It's draftier than she's used to and the hot water is, if anything, less reliable than in the Doctor's ship. Travelling through the Vortex in a red London bus is by turns thrilling and terrifying, with attacks from the strange things that live within its swirling chaos a regular interruption.
Iris' new body is certainly younger, and arguably more glamorous, but she's still at heart a temperamental plump, raffish, lady of a certain age. They both take a great deal of pleasure in rebelling, sometimes going places and doing things just to see if they can shock each other. Other times they do them just because they know the Doctor would disapprove.
For a while Sam gets the distinct impression that Iris is waiting for the other shoe to drop. For the rattling unreliability of the ship or the traumas of confined space and short tempers to drive Sam to demand that she be taken home or back to the Doctor. They have to get extremely drunk before they can have the necessary conversation. Stumbling home post unexpected victory, drunk on the local equivalent of very dark rum Sam shoves her firmly against a the outside wall of their bus, calls her a fool and informs her that if she thinks she's getting rid of Sam that easily she's got another thing coming. She kisses Iris firmly on the cheek and stumbles off to bed before she can say something far more foolish on the matter, but Iris catches her in the well of the stairs and, slightly wild about the eyes herself, kisses her properly and thoroughly. And that, appears to be that.

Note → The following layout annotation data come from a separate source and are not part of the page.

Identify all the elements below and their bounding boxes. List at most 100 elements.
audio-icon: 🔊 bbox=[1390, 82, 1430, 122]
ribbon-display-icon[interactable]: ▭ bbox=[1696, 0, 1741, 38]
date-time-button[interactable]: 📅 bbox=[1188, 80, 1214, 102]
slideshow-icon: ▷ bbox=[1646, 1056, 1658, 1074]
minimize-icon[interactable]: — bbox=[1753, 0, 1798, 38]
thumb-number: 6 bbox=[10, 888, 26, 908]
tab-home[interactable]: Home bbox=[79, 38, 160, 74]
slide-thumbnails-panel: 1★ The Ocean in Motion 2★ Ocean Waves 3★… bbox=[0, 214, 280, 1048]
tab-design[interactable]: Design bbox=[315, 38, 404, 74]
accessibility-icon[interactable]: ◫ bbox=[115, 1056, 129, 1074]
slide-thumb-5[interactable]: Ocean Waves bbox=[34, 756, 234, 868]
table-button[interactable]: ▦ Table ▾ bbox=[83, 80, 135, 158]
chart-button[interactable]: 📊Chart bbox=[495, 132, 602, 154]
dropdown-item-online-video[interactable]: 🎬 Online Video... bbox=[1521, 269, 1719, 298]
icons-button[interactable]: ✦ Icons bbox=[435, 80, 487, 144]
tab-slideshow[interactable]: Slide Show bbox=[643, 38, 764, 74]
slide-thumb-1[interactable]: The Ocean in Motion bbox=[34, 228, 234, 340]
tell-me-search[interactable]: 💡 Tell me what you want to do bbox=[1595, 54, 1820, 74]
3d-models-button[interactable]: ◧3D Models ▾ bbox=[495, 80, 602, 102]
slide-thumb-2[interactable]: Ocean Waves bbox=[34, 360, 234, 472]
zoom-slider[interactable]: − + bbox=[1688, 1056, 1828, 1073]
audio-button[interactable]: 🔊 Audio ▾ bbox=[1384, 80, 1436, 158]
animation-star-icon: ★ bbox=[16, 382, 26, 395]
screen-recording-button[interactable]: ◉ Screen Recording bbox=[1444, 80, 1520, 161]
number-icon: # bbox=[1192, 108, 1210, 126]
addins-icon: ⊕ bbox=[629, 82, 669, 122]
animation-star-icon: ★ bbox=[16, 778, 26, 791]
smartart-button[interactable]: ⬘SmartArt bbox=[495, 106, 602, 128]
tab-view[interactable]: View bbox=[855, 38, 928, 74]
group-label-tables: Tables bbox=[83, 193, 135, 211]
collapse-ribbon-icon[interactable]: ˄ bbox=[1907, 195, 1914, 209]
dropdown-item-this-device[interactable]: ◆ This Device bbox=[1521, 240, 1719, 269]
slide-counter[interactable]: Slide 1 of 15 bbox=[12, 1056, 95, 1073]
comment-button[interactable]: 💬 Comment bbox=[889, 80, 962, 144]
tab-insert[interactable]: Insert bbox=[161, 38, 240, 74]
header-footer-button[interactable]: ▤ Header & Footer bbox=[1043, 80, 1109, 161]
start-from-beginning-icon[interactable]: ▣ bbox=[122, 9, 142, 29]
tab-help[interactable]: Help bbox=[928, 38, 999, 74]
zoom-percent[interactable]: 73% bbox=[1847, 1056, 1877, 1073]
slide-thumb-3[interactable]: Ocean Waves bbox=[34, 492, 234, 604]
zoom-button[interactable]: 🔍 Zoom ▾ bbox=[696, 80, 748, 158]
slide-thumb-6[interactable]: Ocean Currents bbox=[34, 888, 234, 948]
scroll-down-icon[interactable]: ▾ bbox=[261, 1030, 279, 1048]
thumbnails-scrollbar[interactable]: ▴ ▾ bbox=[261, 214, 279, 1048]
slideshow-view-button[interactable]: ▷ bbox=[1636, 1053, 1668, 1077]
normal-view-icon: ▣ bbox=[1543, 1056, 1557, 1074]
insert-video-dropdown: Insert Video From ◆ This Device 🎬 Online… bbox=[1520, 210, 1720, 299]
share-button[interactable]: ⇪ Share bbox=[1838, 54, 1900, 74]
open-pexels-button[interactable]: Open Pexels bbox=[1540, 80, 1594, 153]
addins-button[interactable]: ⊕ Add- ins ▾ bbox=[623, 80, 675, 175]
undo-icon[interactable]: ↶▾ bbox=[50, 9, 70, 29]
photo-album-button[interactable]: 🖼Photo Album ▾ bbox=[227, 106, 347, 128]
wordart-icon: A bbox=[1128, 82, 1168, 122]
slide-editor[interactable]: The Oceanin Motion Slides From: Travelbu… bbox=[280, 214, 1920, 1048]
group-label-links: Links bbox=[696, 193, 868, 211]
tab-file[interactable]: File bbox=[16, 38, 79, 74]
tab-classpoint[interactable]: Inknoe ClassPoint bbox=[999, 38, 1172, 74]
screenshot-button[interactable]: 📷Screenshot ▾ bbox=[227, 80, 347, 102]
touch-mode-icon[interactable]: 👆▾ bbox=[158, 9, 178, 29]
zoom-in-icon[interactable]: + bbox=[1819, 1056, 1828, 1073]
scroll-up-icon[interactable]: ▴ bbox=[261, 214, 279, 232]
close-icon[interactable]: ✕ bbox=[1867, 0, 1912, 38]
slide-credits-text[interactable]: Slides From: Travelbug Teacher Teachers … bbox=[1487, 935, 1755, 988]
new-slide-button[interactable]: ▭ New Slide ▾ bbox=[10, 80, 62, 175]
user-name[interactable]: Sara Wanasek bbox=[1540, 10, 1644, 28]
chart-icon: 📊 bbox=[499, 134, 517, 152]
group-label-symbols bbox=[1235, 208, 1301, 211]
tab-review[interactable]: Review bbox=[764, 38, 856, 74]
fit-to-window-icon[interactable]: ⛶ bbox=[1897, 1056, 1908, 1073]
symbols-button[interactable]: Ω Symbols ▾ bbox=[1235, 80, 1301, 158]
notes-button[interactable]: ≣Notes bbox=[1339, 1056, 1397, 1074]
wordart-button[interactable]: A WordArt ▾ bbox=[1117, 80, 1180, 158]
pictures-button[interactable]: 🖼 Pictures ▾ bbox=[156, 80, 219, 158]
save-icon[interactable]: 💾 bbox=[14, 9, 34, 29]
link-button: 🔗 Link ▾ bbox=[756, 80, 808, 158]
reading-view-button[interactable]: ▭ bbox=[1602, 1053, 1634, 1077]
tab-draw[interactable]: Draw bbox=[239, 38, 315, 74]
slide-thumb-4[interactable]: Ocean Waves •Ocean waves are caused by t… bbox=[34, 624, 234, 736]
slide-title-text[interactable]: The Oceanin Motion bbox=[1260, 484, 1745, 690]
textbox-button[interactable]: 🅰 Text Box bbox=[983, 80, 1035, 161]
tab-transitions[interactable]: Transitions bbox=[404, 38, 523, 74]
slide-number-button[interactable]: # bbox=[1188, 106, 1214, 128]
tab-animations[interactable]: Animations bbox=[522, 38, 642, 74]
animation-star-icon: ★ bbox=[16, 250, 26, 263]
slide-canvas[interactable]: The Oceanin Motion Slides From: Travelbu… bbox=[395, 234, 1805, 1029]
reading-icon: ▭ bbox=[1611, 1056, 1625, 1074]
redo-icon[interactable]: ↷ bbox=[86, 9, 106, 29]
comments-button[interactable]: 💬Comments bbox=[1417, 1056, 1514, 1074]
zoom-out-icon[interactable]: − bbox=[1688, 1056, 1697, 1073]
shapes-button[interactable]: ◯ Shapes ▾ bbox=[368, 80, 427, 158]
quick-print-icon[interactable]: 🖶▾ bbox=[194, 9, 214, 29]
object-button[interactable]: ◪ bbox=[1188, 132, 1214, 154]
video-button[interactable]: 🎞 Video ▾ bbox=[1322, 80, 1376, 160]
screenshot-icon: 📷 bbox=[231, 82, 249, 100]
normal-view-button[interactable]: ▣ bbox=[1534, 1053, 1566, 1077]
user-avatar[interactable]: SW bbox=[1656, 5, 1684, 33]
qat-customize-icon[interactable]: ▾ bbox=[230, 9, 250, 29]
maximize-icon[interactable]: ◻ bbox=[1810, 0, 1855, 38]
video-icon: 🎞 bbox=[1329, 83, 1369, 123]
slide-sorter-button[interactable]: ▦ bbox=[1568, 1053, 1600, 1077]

Sam revels in getting immersed in cultures, in trundling around planets exploring them properly rather than passing through stopping a burgeoning apocalypse on the way. She manages to involve Iris in a few of her crusades, pricking her conscience and kicking her out of her bubble of comfortable self-involvement, while Iris teaches her to see the big picture and to accept that she can't save everyone (or some days anyone at all). But somehow they both find a ridiculous joy on those terribly rare occasions when everybody lives.
They do, eventually, track down the Doctor, several times in fact. Gate crashing his life at inappropriate junctures becomes a pleasant hobby for both of them. Iris charms his new companion, a personable young man from the nineteen sixties, round her little finger and steals his cigarettes. Sam notices the way he and the Doctor fit together, like she and Iris do (like she and the Doctor almost but never quite did) and briefly wonders how she would have dealt with that if she'd stayed. Badly, she imagines, and dismisses the notion, didn't happen, doesn't matter.
Sometimes she wonders who she would have been if she hadn't crashed out in Iris's ship after the Doctor returned from his quest back on Hyspero. May be it would have been better, maybe it would have been worse. Maybe she wouldn't be any different. Whatever, it doesn't matter, she wouldn't swap tumbling round the universe in an aged London bus, mix tapes blaring, with a glamorous older woman for anything. There's a million choices they could have made, a million people they might have been, but none of that really matters. This is who they are right here and right now, and that's all that truly matters.